Saturday 7 December 2013

Audio Journal: 07/12/2013 - Christmas songs, Dave Brubeck, Boxcutter, Physical Therapy, Robert Koch

A few weeks back I was tasked with 'sorting out the Christmas songs'. This made for a novel opportunity to be relatively useful in the run up to Christmas; normally, my sole duties consist of fetching in the decorations, helping unpack them, and then putting the empty boxes back again. The request followed the complete wiping of Mrs S's iPod earlier in the year and the slow and tedious process of rebuilding her library again. As with most things - proposing to her, recognising that our cat was seriously ill, any household chore I'm handed - I prevaricated for ages and only completed the task at the weekend, more or less at the same time as the tree was being put up.

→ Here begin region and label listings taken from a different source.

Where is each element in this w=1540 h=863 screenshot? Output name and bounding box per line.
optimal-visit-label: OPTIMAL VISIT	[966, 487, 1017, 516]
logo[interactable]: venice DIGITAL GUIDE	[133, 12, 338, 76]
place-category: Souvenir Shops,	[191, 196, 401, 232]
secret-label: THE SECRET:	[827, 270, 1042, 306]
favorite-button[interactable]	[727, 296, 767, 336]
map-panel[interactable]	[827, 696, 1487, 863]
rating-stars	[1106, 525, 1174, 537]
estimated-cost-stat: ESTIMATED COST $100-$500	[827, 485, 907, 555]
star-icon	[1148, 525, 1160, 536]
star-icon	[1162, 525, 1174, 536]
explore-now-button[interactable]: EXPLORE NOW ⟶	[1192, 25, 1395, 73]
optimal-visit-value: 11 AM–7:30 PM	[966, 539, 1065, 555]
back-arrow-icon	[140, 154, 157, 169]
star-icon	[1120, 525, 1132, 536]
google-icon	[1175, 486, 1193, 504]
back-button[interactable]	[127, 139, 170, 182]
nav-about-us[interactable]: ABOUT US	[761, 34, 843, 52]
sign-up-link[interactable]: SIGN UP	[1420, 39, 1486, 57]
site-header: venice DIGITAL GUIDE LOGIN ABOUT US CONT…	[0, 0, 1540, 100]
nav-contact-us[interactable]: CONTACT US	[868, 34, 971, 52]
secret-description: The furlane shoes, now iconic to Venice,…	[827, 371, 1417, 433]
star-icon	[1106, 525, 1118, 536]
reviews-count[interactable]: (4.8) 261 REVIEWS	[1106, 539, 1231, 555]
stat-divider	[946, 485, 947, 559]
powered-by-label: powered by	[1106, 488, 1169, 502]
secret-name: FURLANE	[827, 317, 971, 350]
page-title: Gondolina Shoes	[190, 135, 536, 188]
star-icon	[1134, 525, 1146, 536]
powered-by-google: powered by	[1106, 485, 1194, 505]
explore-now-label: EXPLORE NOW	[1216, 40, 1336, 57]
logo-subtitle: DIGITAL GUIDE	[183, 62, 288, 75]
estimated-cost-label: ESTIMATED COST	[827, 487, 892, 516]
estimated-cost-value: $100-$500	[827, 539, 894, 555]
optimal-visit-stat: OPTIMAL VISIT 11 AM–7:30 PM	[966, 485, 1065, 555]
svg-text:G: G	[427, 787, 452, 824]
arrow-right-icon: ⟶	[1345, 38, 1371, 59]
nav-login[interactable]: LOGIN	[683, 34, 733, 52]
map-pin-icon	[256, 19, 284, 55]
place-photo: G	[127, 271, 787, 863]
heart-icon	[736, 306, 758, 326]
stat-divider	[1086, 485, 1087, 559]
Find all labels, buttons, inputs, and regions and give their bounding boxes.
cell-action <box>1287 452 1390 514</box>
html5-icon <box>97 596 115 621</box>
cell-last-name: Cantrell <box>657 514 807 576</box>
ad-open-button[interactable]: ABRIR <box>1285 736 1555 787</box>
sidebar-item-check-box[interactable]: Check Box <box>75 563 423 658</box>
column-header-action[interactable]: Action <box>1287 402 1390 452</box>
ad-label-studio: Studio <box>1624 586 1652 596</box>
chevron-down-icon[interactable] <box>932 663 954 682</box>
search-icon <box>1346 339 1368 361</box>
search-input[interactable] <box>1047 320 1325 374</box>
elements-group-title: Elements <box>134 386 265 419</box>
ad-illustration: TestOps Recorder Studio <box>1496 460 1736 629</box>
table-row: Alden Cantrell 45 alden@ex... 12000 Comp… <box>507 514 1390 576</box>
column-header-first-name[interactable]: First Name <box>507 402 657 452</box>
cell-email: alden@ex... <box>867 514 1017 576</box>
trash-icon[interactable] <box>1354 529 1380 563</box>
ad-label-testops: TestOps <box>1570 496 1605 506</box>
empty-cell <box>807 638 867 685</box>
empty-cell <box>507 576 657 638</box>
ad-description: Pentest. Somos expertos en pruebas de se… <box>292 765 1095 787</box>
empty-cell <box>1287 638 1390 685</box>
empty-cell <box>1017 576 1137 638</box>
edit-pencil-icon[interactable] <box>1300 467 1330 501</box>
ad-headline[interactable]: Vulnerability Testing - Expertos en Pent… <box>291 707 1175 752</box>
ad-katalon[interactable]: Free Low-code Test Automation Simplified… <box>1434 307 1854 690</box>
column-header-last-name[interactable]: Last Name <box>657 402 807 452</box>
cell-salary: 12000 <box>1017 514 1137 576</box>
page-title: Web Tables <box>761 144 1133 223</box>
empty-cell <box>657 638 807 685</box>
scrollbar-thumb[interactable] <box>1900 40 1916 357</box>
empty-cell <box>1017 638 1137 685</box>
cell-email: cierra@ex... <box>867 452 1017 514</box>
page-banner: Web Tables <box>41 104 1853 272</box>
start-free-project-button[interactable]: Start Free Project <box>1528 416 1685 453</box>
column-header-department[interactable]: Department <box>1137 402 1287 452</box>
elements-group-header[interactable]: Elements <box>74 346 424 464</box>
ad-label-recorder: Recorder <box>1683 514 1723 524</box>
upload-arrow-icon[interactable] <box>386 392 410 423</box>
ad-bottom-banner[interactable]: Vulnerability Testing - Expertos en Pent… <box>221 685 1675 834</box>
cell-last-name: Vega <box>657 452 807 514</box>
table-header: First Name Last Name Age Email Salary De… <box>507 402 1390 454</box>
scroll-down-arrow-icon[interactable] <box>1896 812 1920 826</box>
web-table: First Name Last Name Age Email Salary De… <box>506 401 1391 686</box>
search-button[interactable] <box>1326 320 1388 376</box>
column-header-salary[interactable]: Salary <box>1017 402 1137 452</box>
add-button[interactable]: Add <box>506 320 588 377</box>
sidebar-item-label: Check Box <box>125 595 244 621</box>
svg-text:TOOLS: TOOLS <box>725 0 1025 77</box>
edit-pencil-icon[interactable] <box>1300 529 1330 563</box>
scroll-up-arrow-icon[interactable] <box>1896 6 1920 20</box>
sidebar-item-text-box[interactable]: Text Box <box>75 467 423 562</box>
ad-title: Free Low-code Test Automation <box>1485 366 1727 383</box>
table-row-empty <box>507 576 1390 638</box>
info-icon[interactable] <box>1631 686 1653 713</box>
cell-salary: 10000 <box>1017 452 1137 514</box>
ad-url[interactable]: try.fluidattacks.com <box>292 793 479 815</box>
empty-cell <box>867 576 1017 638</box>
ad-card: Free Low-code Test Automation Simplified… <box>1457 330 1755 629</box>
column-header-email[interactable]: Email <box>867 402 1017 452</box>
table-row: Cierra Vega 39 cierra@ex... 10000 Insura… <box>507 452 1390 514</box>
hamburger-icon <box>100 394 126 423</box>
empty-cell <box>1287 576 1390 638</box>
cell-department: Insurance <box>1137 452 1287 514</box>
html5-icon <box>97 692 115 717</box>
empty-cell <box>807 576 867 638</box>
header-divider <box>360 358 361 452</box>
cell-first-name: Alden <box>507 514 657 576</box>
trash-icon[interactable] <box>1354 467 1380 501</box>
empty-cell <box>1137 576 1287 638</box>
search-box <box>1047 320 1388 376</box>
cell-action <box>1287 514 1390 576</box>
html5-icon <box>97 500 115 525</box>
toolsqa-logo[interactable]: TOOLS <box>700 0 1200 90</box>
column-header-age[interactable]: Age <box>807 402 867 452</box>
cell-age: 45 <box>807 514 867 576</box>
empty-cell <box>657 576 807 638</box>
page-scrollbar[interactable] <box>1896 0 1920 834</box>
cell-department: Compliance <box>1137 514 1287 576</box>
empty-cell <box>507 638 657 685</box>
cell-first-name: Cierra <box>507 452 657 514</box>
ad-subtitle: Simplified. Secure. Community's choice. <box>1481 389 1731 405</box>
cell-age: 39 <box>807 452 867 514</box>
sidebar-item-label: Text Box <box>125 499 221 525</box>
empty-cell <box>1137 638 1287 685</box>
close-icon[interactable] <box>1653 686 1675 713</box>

We have, it seems, some 260 Christmas songs. These range from what might be regarded as pop staples - Jona Lewie's 'Stop The Cavalry', Wham!'s 'Last Christmas' and so on - some classical and choral things that sound atmospheric and festive but which often get bypassed in favour of more accessible fare, a few lesser well known things by Badly Drawn Boy and Summer Camp, a bit of Rat Pack, Phil Spector's excellent Christmas album, some hymnal Johnny Cash stuff, a glamtastic Showaddywaddy song purloined from my parents' vinyl collection and even a Joey Ramone track. Over time I've added things like The McGarrigle Christmas Hour - a true family affair of Kate and Anna McGarrigle and their sundry offspring, including Rufus and Martha Wainwright and family friends like Teddy Thompson - but my dour Josh T. Pearson contributions seemed to get permanently deleted from her library when it became corrupted, much to her relief.


In spite of that vast library, Christmas listening tends to start with a ritual playing of Blue Christmas, a Mojo covermount CD featuring slightly less optimistic songs from James Brown, Ed Harcourt, Flaming Lips, Otis Redding and many others. It's intentionally a world away from the cheeriness of most Christmas songs, and I think we elect to listen to this at the start of festivities to deliberately steer clear of the season's commercialism-masquerading-as-joy; or maybe because we like to make our own family traditions at this time of year.

This year, in a moment of sentimentality toward Christmas, I decided that I really wanted to find an album of Christmas songs performed in a jazz style. Despite having spent a lot of this year furthering my interest in jazz, I'm still a bit lost in the genre, and it proved to be the case with this search for a Christmas album that there's an awful lot of dross around. In the end, I settled on an album of lovely piano jazz by the late Dave Brubeck.

I knew I was on safe ground with Brubeck; though I detested it in my youth, 'Take Five', the 1959 track he is best known for, has become a piece that I listen to a lot these days. I even have an album on which Brubeck performs 'Some Day My Prince Will Come' from Disney's Snow White, and I felt reasonably assured that him turning his pianist hands to a suite of Christmas songs would be of a high standard, and that's exactly how it turned out to be. One reviewer on Amazon described it as being perfect for nights in front of the fire with a mug of cocoa; I neither have a fireplace nor do I like cocoa, but I completely get where he was coming from, and I can't begin to describe it better myself.


So that all feels terribly grown up and mature. Although I seem to have consumed a lot more Christmas tunes so early in December than is good for me, I've spent the rest of the time listening to various electronica releases that have been fervently landing in my inbox in recent weeks.

Physical Therapy's Non-Drowsy is one such release. A free seven-track EP, the release jump-cuts between a mutant strain of classic piano house and a deconstructed variant of late Eighties percussive acid techno. Listen to the urgent standout track 'Coffee' from the EP here or below.



Another electronica release I've been enjoying is Boxcutter's Gnosis EP. Boxcutter has previously released stuff on Mike Paradinas's Planet Mu imprint, and this release does include moments of frenetic bass wobbles and percussive wackiness that befits a lot of what that label has become known for. That's balanced out by some absorbing ambient passages replete with sky-scouring prog guitar, drawing parallels with some of Krautrock's less motorik moments, as well as some spine-tingling synth hooks along the way.

Also in my eardrums has been Unpaved by Robert Koch, an EP soundtrack to accompany a film by Lukas Feigelfeld. This is my first exposure to Koch's work, and it reveals itself on this release to be a carefully-structured micro-score with ambient reference points and some rather lovely piano. An extract from the film of the same name can be viewed here or below.